When Tommy Makem came on after intermission, he slipped easily into his own repertoire of gawky jokes about talking chickens, frogs and ducks. His brand of jibing is predictable and even mildly offensive, but he’s the real thing, and there’s no doubting his legendary place in the annals of the Irish music resurgence of the last 50 years.
After all, Makem learned his craft from his mother, a folk singer and song collector back in Keady, County Armagh, Ireland. That’s where he also hooked up with the Clancy Brothers and built a career touring the world, settling eventually in Dover, N.H., where he still lives.
Makem, who plays banjo and whistles, is known as a storyteller songster and divides his time equally between the two in concert. At the Maine Center, he was accompanied for nearly two hours by Rory Makem, a terrifically talented string player.
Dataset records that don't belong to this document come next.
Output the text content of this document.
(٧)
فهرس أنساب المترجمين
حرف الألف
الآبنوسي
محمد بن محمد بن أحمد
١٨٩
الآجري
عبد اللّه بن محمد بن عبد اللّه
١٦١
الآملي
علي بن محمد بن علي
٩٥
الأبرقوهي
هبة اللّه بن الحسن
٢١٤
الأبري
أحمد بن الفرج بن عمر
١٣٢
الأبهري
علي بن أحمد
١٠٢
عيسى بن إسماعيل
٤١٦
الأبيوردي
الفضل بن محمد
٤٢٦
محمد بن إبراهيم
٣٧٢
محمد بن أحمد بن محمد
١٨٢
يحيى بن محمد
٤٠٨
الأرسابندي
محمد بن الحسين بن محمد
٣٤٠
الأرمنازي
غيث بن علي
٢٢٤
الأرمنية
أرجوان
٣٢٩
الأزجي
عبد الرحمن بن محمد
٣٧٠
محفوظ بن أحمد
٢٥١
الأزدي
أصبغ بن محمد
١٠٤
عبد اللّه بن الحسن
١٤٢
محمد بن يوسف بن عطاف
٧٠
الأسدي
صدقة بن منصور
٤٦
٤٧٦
But the stage was his as he crooned his way through “The Rambles of Spring,” “Bridie Murphy and the Kamikazi Pilot,” “The Winds Are Singing Freedom” and “Lord of the Dance.”
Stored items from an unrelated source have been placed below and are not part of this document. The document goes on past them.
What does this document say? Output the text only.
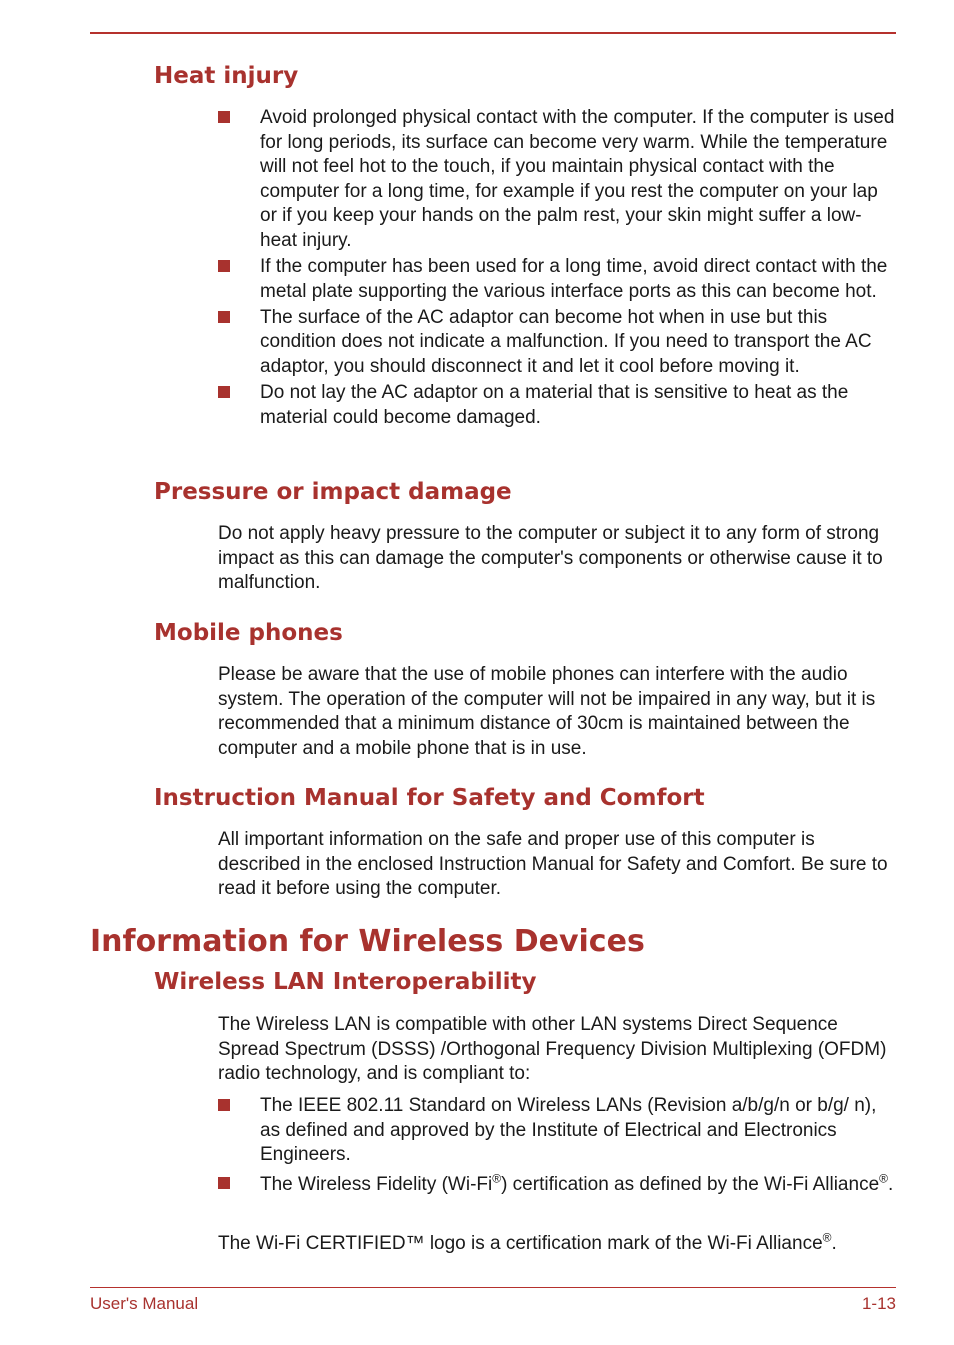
Heat injury
Avoid prolonged physical contact with the computer. If the computer is used for long periods, its surface can become very warm. While the temperature will not feel hot to the touch, if you maintain physical contact with the computer for a long time, for example if you rest the computer on your lap or if you keep your hands on the palm rest, your skin might suffer a low-heat injury.
If the computer has been used for a long time, avoid direct contact with the metal plate supporting the various interface ports as this can become hot.
The surface of the AC adaptor can become hot when in use but this condition does not indicate a malfunction. If you need to transport the AC adaptor, you should disconnect it and let it cool before moving it.
Do not lay the AC adaptor on a material that is sensitive to heat as the material could become damaged.
Pressure or impact damage

Do not apply heavy pressure to the computer or subject it to any form of strong impact as this can damage the computer's components or otherwise cause it to malfunction.

Mobile phones

Please be aware that the use of mobile phones can interfere with the audio system. The operation of the computer will not be impaired in any way, but it is recommended that a minimum distance of 30cm is maintained between the computer and a mobile phone that is in use.

Instruction Manual for Safety and Comfort

All important information on the safe and proper use of this computer is described in the enclosed Instruction Manual for Safety and Comfort. Be sure to read it before using the computer.

Information for Wireless Devices
Wireless LAN Interoperability

The Wireless LAN is compatible with other LAN systems Direct Sequence Spread Spectrum (DSSS) /Orthogonal Frequency Division Multiplexing (OFDM) radio technology, and is compliant to:

The IEEE 802.11 Standard on Wireless LANs (Revision a/b/g/n or b/g/ n), as defined and approved by the Institute of Electrical and Electronics Engineers.
The Wireless Fidelity (Wi-Fi®) certification as defined by the Wi-Fi Alliance®.

The Wi-Fi CERTIFIED™ logo is a certification mark of the Wi-Fi Alliance®.

User's Manual	1-13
In honor of William Butler Yeats and A.E. Housman, Makem wove together an inspirational patchwork of “Down by the Sally Gardens” and “When I Was One and Twenty.” He also offered a few American standards: Pete Seeger’s “Rainbow Race” as well as “If I Had a Hammer” and “This Land Is Your Land,” both of which united sons and father in song. For some, the Makem sound may not compare to other family song groups, but there’s something to be said for their generational perseverance, ensemble sharpness and family camaraderie.
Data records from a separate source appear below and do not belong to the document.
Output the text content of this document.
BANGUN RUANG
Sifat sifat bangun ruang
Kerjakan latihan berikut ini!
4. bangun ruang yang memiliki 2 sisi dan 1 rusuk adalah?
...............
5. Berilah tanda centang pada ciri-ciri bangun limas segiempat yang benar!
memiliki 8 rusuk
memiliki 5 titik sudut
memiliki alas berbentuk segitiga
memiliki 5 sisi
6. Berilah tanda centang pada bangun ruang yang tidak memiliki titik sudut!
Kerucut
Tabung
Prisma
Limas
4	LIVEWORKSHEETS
As an encore, Makem recited “Requiem for the Croppies,” Seamus Heaney’s account of the Irish rebellion in which fighters chopped off their hair in solidarity. They had little more than grain in their pockets when they were tragically killed and buried in a mass grave. The next spring, the burial field defiantly sprouted grain fiercely and thickly. The English torched it. The next year, the field grew even more richly. It was the perfect segue to Makem’s famed, patriotic tear-jerker “Four Green Fields.” He sang solo while the skillful Rory added guitar. Though Makem’s voice isn’t what it once must have been, to hear him sing this song is not only a historical pleasure but a musical honor, and the most sparkling moment of the evening.